Some Russian companies are benefiting from this exodus.

A company created by a mom in her house in Moscow in 2004, called Wildberries, is picking up some slack from foreign firms on an expansion pause. Wildberries founder Tatyana Bakalchuk is now a billionaire estimated by Forbes to be worth around $5 billion. Ukraine sanctioned Wildberries in July 2021, before Russian tanks rolled into the Donbas, for selling books that were not deemed politically correct by Kyiv’s standards and for selling Russian military merchandise. AliExpress is not banned in Ukraine and consumers can buy a Russian Z military patch on line. Poland also sanctioned Bakalchuk herself for her alleged ties to VTB, a fully sanctioned Russian bank.

Wildberries plans to nearly double its turnover in 2022.”Wildberries plans to reach turnover of 1.5 trillion roubles ($24.7 billion) this year,” Interfax quoted company CFO Vladimir Bakin as saying. If Wildberries did take over AliExpress, they would be gaining 35 million monthly active users, which is where the Chinese e-commerce company was in 2021. It may be even higher as 2022 draws to a close. The company is a top 10 e-commerce player. It is ranked ahead of India’s Flipkart, China’s JD.Com and Wayfair.

This month, the European Interest online publication questioned whether the 9th round of EU of sanctions would include Bakalchuk and/or Wildberries. The full list of sanctioned individuals was published on Dec 16. But even though many VTB-related subsidiaries were sanctioned neither Wildberries nor its owner were on it.

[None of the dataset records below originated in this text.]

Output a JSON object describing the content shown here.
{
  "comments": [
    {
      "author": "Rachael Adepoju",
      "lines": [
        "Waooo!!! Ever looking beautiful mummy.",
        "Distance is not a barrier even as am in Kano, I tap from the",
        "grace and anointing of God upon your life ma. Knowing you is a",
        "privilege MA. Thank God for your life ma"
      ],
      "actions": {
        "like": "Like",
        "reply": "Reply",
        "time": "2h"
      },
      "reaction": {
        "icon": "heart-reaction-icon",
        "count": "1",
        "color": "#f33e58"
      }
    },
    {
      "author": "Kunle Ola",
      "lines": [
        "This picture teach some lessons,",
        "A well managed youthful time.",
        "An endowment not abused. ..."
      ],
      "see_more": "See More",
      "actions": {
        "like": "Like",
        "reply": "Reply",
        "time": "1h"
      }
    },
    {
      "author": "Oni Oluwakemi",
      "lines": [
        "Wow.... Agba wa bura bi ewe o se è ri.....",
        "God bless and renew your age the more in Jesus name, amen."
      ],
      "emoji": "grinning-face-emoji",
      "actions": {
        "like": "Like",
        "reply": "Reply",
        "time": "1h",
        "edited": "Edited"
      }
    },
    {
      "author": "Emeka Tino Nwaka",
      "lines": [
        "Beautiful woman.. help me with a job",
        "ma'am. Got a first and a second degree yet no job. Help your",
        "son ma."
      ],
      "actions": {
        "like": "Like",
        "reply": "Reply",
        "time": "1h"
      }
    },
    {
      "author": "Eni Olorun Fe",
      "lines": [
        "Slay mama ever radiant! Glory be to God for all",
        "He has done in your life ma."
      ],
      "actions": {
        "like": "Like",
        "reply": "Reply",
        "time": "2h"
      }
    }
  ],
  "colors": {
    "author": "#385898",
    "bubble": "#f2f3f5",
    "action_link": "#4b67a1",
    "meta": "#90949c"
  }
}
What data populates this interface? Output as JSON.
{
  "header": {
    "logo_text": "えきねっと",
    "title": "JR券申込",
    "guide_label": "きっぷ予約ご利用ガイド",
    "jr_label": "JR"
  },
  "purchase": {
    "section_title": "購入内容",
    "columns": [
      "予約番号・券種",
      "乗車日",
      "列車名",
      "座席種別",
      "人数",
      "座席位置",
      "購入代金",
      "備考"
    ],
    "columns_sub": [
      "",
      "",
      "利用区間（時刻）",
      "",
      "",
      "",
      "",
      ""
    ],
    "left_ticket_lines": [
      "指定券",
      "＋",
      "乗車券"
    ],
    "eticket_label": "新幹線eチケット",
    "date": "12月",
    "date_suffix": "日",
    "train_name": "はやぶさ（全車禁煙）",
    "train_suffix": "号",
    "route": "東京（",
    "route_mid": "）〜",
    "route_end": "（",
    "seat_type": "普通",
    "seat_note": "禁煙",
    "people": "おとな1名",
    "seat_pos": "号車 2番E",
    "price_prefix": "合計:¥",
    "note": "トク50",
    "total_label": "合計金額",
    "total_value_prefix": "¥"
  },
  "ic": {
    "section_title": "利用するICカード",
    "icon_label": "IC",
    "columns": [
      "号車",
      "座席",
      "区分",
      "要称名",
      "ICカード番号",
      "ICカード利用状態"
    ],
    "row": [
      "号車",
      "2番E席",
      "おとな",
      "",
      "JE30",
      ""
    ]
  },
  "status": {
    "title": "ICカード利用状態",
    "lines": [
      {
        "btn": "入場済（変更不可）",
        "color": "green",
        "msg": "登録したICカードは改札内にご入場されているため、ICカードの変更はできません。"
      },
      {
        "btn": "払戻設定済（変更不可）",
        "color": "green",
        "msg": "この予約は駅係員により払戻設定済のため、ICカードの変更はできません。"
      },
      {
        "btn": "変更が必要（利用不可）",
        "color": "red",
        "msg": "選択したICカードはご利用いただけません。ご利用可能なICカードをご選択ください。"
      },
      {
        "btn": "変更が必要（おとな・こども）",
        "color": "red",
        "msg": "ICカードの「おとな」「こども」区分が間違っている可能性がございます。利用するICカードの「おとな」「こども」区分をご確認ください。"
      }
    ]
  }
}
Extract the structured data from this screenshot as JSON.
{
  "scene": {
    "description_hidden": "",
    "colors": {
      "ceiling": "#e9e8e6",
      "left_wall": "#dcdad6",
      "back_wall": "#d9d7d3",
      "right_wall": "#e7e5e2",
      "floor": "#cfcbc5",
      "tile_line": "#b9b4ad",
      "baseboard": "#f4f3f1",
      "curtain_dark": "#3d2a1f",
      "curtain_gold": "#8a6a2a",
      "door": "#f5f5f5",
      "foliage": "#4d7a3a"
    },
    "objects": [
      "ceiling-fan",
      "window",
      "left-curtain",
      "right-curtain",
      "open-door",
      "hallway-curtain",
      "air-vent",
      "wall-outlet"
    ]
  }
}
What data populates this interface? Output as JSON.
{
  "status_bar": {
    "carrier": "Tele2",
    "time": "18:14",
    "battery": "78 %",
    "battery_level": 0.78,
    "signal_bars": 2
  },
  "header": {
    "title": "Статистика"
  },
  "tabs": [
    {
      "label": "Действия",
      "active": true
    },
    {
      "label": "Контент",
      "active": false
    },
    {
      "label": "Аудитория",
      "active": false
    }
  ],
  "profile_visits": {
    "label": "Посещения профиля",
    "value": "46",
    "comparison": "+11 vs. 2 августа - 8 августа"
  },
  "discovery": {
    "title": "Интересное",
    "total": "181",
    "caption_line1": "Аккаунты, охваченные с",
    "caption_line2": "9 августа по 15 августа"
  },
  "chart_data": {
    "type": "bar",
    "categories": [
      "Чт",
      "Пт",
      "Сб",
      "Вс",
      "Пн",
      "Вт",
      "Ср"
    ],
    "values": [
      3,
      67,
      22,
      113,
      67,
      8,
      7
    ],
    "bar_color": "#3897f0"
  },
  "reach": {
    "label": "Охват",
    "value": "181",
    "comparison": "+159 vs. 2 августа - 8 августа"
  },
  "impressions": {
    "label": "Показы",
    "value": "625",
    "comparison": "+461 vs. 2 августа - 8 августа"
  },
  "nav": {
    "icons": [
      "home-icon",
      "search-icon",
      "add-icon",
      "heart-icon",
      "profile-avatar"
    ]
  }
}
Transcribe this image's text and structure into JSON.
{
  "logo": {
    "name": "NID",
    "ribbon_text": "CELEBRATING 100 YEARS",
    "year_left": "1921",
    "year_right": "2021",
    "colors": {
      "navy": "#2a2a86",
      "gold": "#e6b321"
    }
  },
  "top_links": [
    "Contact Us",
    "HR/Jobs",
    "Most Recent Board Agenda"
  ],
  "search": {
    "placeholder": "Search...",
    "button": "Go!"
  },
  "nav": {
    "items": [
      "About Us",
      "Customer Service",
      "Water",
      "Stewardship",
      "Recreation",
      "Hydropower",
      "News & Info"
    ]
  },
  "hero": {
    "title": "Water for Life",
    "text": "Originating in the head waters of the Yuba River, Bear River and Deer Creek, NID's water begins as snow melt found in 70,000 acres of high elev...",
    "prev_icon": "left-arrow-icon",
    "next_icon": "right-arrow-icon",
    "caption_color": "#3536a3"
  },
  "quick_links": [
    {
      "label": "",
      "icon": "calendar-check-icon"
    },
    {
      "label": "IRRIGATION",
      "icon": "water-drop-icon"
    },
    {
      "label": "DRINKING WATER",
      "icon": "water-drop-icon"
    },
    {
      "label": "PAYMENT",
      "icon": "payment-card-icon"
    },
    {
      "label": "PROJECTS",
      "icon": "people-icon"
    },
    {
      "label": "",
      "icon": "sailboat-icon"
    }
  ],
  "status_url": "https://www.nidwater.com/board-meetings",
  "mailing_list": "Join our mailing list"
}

Over 1,000 companies left Russia in 2022 because of the Ukraine War. There is no way Russia will replace even half of them with domestic players. China will increase its footprint, but is being cautious here. Earlier this month, China said it would ban some sales of microchips to Russian defence contractors. This is likely to be symbolic and hard to stop completely. Regardless, Russia is being ringfenced here; cut out of the modern economy, an economy it never developed on its own post-USSR and is only now realizing its dependence on the West for tech.

A little dependence is fine. But a lot of dependence is no good. Russians may like to joke about Europe’s energy crisis, due in large part to its own singular focus on climate change and restrictions (but not outright sales bans) of Russian oil and gas imports. For sure, the Europeans have a much harder time getting Russian fuel. But just as certain, the Russians are losing out on a high-tech economy they should have built years ago and never did, choosing instead to rely on their “Western partners” as their diplomats like to say, instead of bothering to create their own high-tech ecosystem at home.